Schwäbische Zeitung (Tettnang)
Lockdown im Einzelhandel: Vor allem Frauen leiden
Beraterteam für Frauen bei der Agentur für Arbeit im Einsatz – Gewerkschaft kritisiert schlechte Bezahlung
BODENSEEKREIS - Leidtragende der Corona-Pandemie sind die Einzelhändler. Aber auch ihre Mitarbeiterinnen – rund 80 Prozent der Angestellten im Verkauf sind Frauen – haben es nicht leicht. Die Agentur für Arbeit und die Gewerkschaft Ver.di sehen die Situation besorgniserregend. Trotzdem scheint die Region noch einigermaßen mit der Lage klarzukommen.

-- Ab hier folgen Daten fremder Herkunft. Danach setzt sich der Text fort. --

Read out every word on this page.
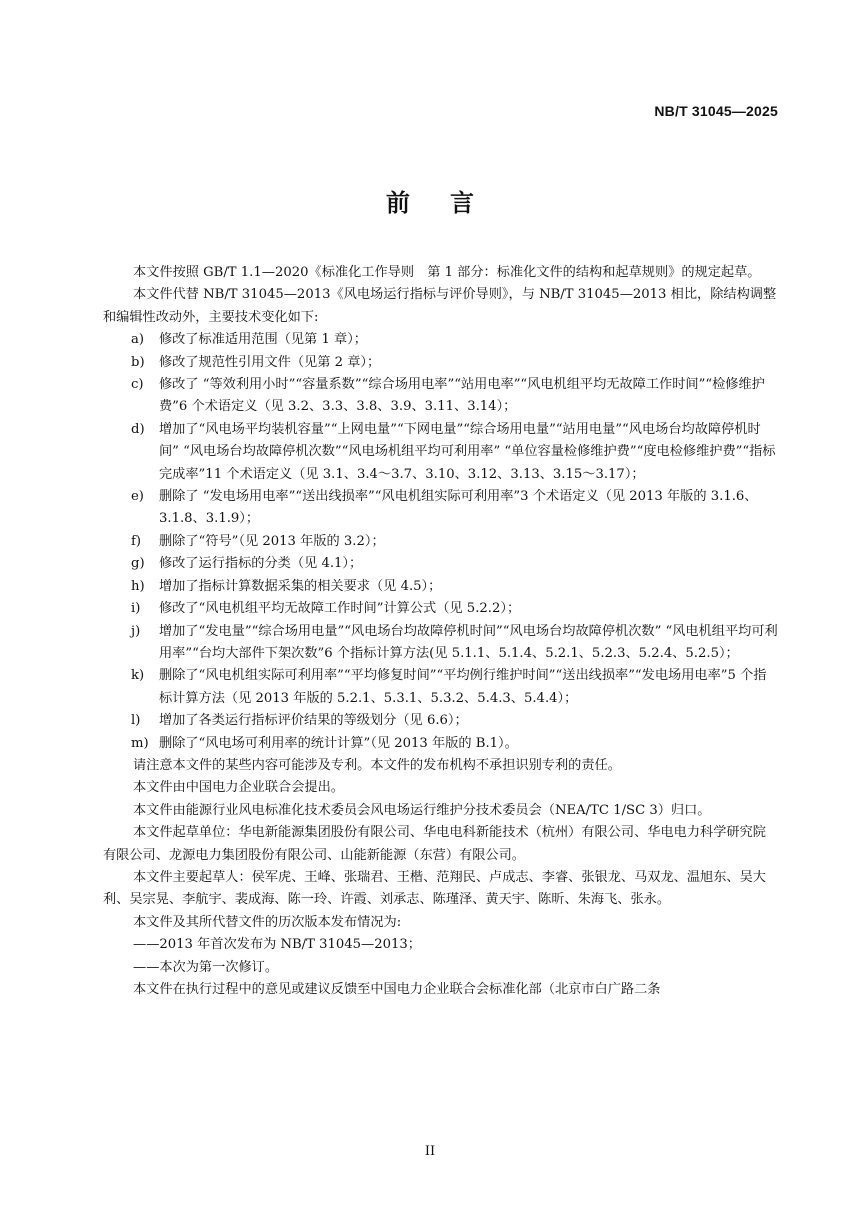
NB/T 31045—2025
前 言

本文件按照 GB/T 1.1—2020《标准化工作导则　第 1 部分：标准化文件的结构和起草规则》的规定起草。

本文件代替 NB/T 31045—2013《风电场运行指标与评价导则》，与 NB/T 31045—2013 相比，除结构调整和编辑性改动外，主要技术变化如下:

a)	修改了标准适用范围（见第 1 章）；
b)	修改了规范性引用文件（见第 2 章）；
c)	修改了 “等效利用小时”“容量系数”“综合场用电率”“站用电率”“风电机组平均无故障工作时间”“检修维护费”6 个术语定义（见 3.2、3.3、3.8、3.9、3.11、3.14）；
d)	增加了“风电场平均装机容量”“上网电量”“下网电量”“综合场用电量”“站用电量”“风电场台均故障停机时间” “风电场台均故障停机次数”“风电场机组平均可利用率” “单位容量检修维护费”“度电检修维护费”“指标完成率”11 个术语定义（见 3.1、3.4～3.7、3.10、3.12、3.13、3.15～3.17）；
e)	删除了 “发电场用电率”“送出线损率”“风电机组实际可利用率”3 个术语定义（见 2013 年版的 3.1.6、3.1.8、3.1.9）；
f)	删除了“符号”（见 2013 年版的 3.2）；
g)	修改了运行指标的分类（见 4.1）；
h)	增加了指标计算数据采集的相关要求（见 4.5）；
i)	修改了“风电机组平均无故障工作时间”计算公式（见 5.2.2）；
j)	增加了“发电量”“综合场用电量”“风电场台均故障停机时间”“风电场台均故障停机次数” “风电机组平均可利用率”“台均大部件下架次数”6 个指标计算方法(见 5.1.1、5.1.4、5.2.1、5.2.3、5.2.4、5.2.5）；
k)	删除了“风电机组实际可利用率”“平均修复时间”“平均例行维护时间”“送出线损率”“发电场用电率”5 个指标计算方法（见 2013 年版的 5.2.1、5.3.1、5.3.2、5.4.3、5.4.4）；
l)	增加了各类运行指标评价结果的等级划分（见 6.6）；
m) 删除了“风电场可利用率的统计计算”（见 2013 年版的 B.1）。

请注意本文件的某些内容可能涉及专利。本文件的发布机构不承担识别专利的责任。

本文件由中国电力企业联合会提出。

本文件由能源行业风电标准化技术委员会风电场运行维护分技术委员会（NEA/TC 1/SC 3）归口。

本文件起草单位：华电新能源集团股份有限公司、华电电科新能技术（杭州）有限公司、华电电力科学研究院有限公司、龙源电力集团股份有限公司、山能新能源（东营）有限公司。

本文件主要起草人：侯军虎、王峰、张瑞君、王楷、范翔民、卢成志、李睿、张银龙、马双龙、温旭东、吴大利、吴宗晃、李航宇、裴成海、陈一玲、许霞、刘承志、陈瑾泽、黄天宇、陈昕、朱海飞、张永。

本文件及其所代替文件的历次版本发布情况为:

——2013 年首次发布为 NB/T 31045—2013；

——本次为第一次修订。

本文件在执行过程中的意见或建议反馈至中国电力企业联合会标准化部（北京市白广路二条

II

Das zumindest geht aus den Aussagen des Sprechers der Agentur für Arbeit, Walter Nägele, hervor. Die Kurzarbeit folge der jeweiligen Lage, der Wechsel in die Kurzarbeit und wieder raus – je nach Lockdown-Situation – sei bei Verkäuferinnen besonders stark zu spüren. Trotzdem gebe es keine Wanderbewegungen, sich einen anderen Job zu suchen. Das komme im Einzelhandel nur vereinzelt vor, ein Trend aber sei nicht abzuleiten, sagt Nägele. „Gut ausgebildete Verkäufer und Verkäuferinnen, die das Warensortiment und ihre Kunden kennen, sind echte Fachkräfte und die setzen weiter auf diese
Karte“, so der Agentursprecher. Aktuelle Zahlen zur Entwicklung der Kurzarbeit im Einzelhandel liegen der Agentur für Arbeit nicht vor.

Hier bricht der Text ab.